Thinking Through Signs: PEEL as a Semiotic Scaffolding for Epistemically Accountable AI-Enabled Research
Thinking Through Signs: PEEL as a Semiotic Scaffolding for Epistemically Accountable AI-Enabled Research
通过符号进行思考:PEEL——作为认知负责任的 AI 辅助研究的符号学框架
Computer Science > Artificial Intelligence arXiv:2606.04152 (cs) [Submitted on 2 Jun 2026] 计算机科学 > 人工智能 arXiv:2606.04152 (cs) [2026年6月2日提交]

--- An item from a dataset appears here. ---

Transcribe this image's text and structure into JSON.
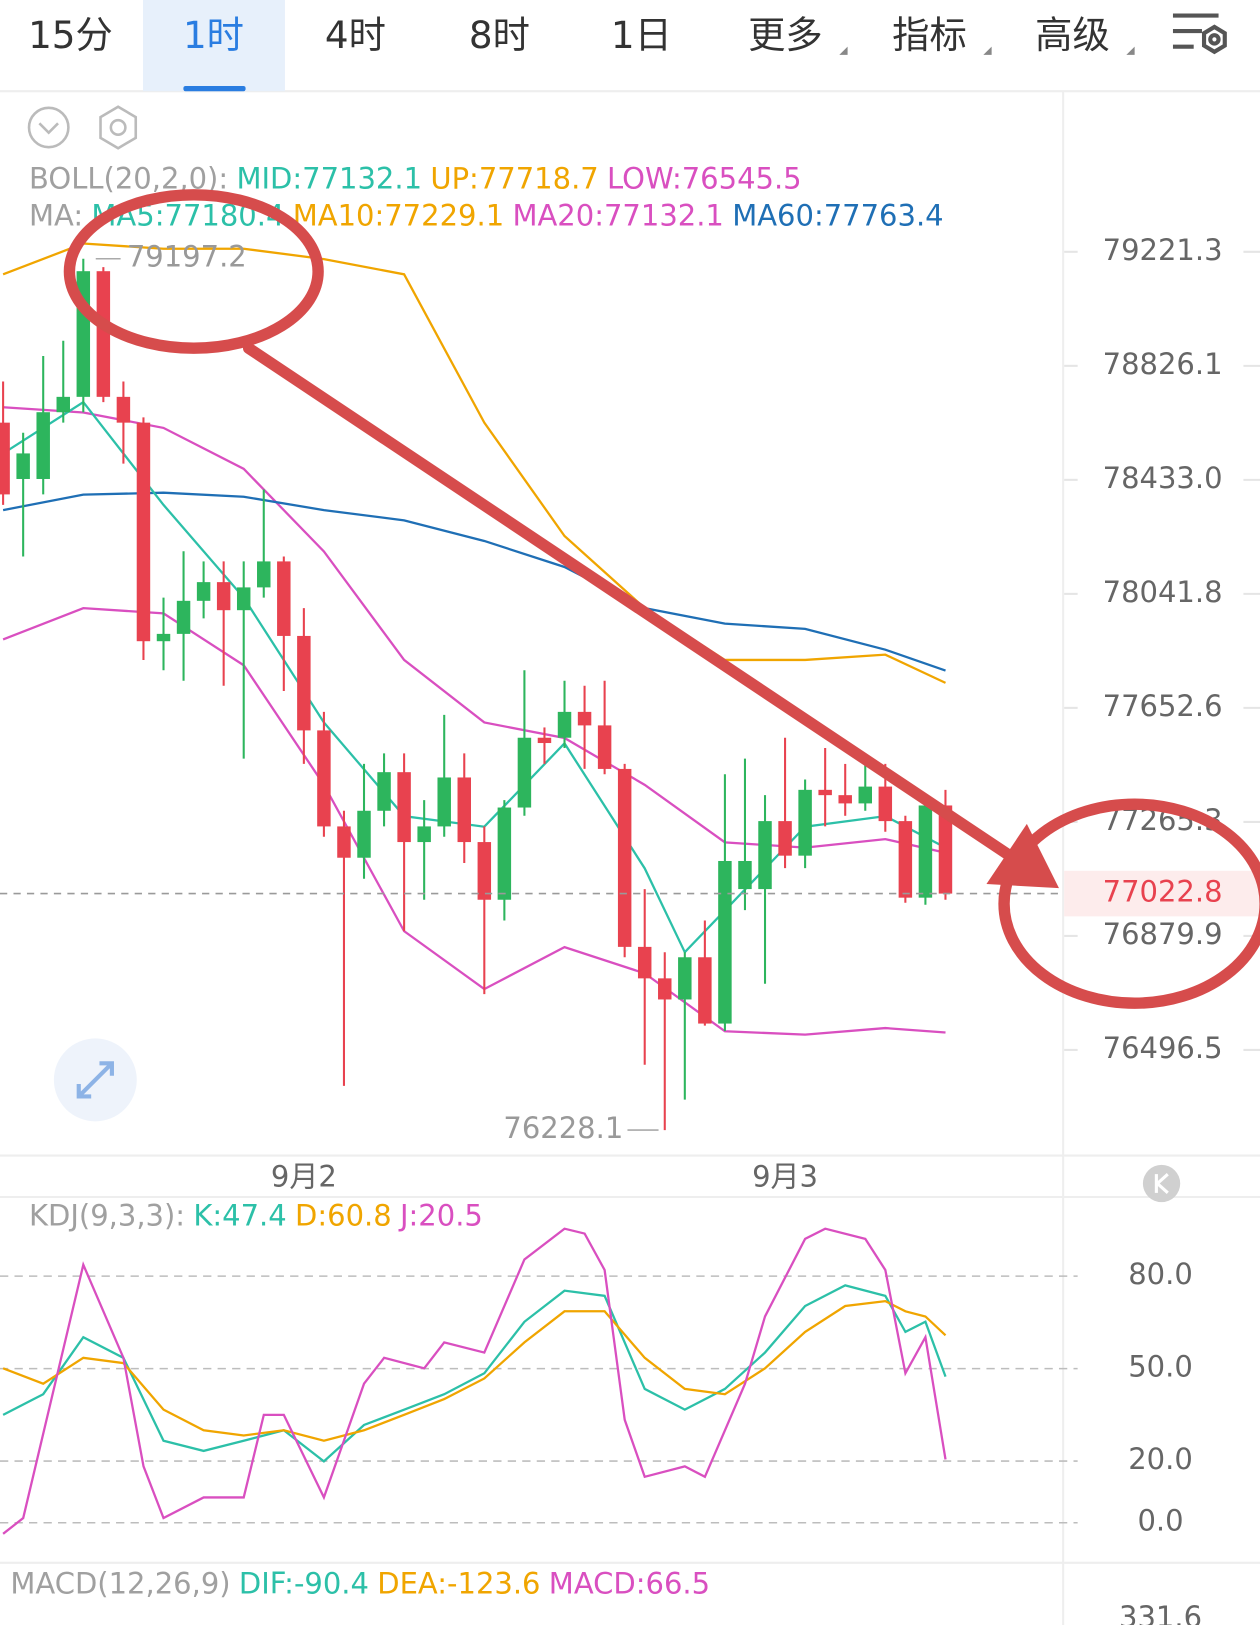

Title: Thinking Through Signs: PEEL as a Semiotic Scaffolding for Epistemically Accountable AI-Enabled Research 标题: 通过符号进行思考:PEEL——作为认知负责任的 AI 辅助研究的符号学框架
Authors: Clarisse de Souza, Gabriel Barbosa, Simone Diniz Junqueira Barbosa, Bárbara Betts, Renato Cerqueira, Juliana Jansen Ferreira 作者: Clarisse de Souza, Gabriel Barbosa, Simone Diniz Junqueira Barbosa, Bárbara Betts, Renato Cerqueira, Juliana Jansen Ferreira
Abstract: Large language models are reshaping research practice while quietly eroding researchers’ epistemic accountability. This commentary introduces PEEL - Protocols for Epistemically Engaged Literacy in AI, a working scaffolding that combines deterministic distant reading via Voyant Tools with LLM interpretation via Claude, grounded in Peircean semiotics and abductive reasoning. 摘要: 大型语言模型正在重塑研究实践,同时也悄然侵蚀着研究人员的认知责任。本文介绍了一种名为 PEEL(AI 认知参与素养协议)的工作框架,它结合了通过 Voyant Tools 进行的确定性远读(distant reading)与通过 Claude 进行的 LLM 解读,并以皮尔士符号学(Peircean semiotics)和溯因推理(abductive reasoning)为基础。
Applied to AI-generated condensations of three source texts, PEEL reveals systematic distortions in quantity, term frequency, and epistemic voice that are invisible without non-AI measurement — and yields three design implications: deterministic instruments must accompany AI tools; fluency is not fidelity; epistemic authority must be designed in, not assumed. 通过对三个源文本的 AI 生成摘要进行应用,PEEL 揭示了在没有非 AI 测量的情况下无法察觉的系统性偏差,这些偏差存在于数量、术语频率和认知语态中。研究得出了三项设计启示:确定性工具必须与 AI 工具配套使用;流畅度不等于忠实度;认知权威必须通过设计来实现,而非理所当然地假设。